During my tenure with the bank, I was member of the team responsible for establishing IT audit department. The team developed policies and procedures for IT auditing. I was involved in providing training to existing business auditors. Further, our team performed review of bank’s infrastructure and core banking application. My responsibilities included reviewing security parameters in OS400 and IT general controls in regional data centers.

Key Achievements

• Reviewed current audit setup and assisted development of IT Audit department.
• Supervised trainee auditors on all aspects of auditing including continuous personal development.
• Provided training to auditors for IT auditing standards and practices.

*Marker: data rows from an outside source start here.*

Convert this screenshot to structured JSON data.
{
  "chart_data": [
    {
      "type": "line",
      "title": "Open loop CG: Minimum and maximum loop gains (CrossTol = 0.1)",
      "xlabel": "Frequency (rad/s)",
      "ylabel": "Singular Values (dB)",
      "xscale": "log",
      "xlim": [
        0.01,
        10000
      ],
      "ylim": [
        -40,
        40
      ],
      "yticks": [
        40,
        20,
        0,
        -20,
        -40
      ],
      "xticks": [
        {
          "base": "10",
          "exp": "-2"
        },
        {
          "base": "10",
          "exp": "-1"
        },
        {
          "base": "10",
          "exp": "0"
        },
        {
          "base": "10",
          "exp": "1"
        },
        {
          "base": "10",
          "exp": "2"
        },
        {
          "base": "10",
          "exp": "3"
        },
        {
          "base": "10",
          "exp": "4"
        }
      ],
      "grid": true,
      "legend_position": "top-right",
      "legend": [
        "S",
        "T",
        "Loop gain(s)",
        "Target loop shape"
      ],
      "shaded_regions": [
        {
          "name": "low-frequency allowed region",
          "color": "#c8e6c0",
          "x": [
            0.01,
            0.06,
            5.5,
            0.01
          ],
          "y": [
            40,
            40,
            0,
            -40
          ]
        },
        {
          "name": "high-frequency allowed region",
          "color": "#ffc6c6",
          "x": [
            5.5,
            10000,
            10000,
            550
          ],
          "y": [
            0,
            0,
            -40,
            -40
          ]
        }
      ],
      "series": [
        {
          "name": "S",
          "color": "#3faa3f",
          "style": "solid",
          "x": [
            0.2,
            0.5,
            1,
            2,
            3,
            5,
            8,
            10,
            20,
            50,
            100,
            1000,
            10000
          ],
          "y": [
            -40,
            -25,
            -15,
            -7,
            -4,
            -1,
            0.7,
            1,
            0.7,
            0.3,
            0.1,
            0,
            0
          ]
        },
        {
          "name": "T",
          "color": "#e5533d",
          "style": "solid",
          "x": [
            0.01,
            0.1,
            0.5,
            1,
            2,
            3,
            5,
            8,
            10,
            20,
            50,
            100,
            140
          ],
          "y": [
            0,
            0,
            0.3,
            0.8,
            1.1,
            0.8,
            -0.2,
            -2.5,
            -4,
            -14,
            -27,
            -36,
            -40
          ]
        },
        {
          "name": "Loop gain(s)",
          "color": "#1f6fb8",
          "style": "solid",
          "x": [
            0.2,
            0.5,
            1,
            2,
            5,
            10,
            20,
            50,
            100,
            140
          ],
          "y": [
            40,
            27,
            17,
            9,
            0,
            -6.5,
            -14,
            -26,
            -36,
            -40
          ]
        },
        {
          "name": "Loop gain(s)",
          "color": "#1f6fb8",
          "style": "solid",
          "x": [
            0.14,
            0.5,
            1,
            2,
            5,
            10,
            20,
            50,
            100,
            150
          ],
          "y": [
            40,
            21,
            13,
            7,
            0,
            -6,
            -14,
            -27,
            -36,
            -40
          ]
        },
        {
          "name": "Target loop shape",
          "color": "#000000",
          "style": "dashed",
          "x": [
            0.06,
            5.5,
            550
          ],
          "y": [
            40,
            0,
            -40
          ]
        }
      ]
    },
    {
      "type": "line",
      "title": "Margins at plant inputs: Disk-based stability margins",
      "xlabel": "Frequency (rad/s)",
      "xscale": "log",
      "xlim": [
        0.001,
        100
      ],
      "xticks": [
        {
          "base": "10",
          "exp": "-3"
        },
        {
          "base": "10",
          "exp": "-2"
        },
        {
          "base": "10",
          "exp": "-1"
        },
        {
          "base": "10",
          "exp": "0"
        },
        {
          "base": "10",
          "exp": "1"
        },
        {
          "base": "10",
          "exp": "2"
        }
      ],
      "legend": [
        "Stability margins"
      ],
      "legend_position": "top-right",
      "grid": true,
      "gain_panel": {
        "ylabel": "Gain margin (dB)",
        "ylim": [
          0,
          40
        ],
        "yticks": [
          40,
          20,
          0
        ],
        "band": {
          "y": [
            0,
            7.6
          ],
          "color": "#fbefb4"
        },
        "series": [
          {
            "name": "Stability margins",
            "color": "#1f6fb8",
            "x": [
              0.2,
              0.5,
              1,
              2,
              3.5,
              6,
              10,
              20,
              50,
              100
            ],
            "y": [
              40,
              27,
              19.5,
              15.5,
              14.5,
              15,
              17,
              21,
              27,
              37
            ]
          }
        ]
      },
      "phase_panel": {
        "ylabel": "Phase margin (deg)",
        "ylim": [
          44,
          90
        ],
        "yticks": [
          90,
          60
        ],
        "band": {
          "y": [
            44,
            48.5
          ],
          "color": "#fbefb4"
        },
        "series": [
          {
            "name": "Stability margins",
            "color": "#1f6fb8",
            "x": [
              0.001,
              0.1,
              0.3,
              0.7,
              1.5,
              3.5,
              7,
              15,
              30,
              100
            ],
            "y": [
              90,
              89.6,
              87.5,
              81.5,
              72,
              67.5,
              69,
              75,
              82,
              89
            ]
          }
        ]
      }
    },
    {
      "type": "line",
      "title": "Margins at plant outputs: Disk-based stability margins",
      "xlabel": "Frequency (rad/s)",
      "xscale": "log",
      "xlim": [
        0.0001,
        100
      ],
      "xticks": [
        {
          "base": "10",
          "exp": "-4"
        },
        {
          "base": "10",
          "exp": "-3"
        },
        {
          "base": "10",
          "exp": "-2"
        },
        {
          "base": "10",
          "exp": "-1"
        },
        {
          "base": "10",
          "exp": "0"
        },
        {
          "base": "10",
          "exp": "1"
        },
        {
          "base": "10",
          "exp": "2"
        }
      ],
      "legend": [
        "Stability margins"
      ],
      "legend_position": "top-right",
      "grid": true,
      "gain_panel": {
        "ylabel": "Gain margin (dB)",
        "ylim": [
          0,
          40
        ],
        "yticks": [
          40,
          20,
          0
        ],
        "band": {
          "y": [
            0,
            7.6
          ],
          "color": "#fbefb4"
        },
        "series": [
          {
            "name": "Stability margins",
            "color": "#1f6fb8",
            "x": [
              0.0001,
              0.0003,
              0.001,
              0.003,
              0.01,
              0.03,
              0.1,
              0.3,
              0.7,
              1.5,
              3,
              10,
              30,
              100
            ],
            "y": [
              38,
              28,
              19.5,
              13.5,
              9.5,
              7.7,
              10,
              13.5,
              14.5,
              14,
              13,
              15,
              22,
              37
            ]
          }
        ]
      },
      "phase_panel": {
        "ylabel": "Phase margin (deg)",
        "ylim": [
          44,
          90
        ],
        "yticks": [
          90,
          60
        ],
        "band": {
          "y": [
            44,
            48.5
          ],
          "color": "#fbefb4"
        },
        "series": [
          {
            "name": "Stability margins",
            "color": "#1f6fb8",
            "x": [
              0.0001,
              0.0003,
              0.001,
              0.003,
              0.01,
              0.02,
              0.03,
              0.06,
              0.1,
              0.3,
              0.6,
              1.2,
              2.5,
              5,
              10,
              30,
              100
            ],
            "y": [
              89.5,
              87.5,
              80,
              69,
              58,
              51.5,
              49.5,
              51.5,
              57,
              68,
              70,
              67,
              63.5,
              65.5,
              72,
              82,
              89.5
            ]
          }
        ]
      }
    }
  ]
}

Active member of the Technology Risk Consulting practice of the ex-Andersen affiliate represented in Pakistan by Sidat Hyder Morshed Associates (Pvt) Ltd. The firm has now been merged into the local Ernst & Young practice, which is a member firm of Ernst & Young International. As part of the team, I was responsible for delivering IT audit support work as well as Information Security Advisory projects for Jaffer Brothers (Trading Concern).

Key Achievements

• Part of the team who performed first ever IT audit in banking industry of Pakistan.
• Advised clients for revamping auditing policies and procedures.
• Developed Internal Auditing manual for a large trading concern.
• Provided tailored technical trainings to various clients’ auditing staff.

I commenced my professional career with KPMG and gained exposure in Management Assurance Services (Internal Audit), and Information Risk Management (IT Audit) practice.

During my tenure with KPMG, I managed assignment of National Bank of Pakistan. Bank’s existing manual system for maintaining investment portfolio was reviewed and a solution was developed to automate the investment portfolio and related business processes. The solution also facilitated automated reconciliation of bank accounts related to sale and purchase of investments.

Key Achievements

• Developed an automated solution for bank’s Trustee department reconciliation system.
• Provided training to bank’s staff for automated stock reconciliation system.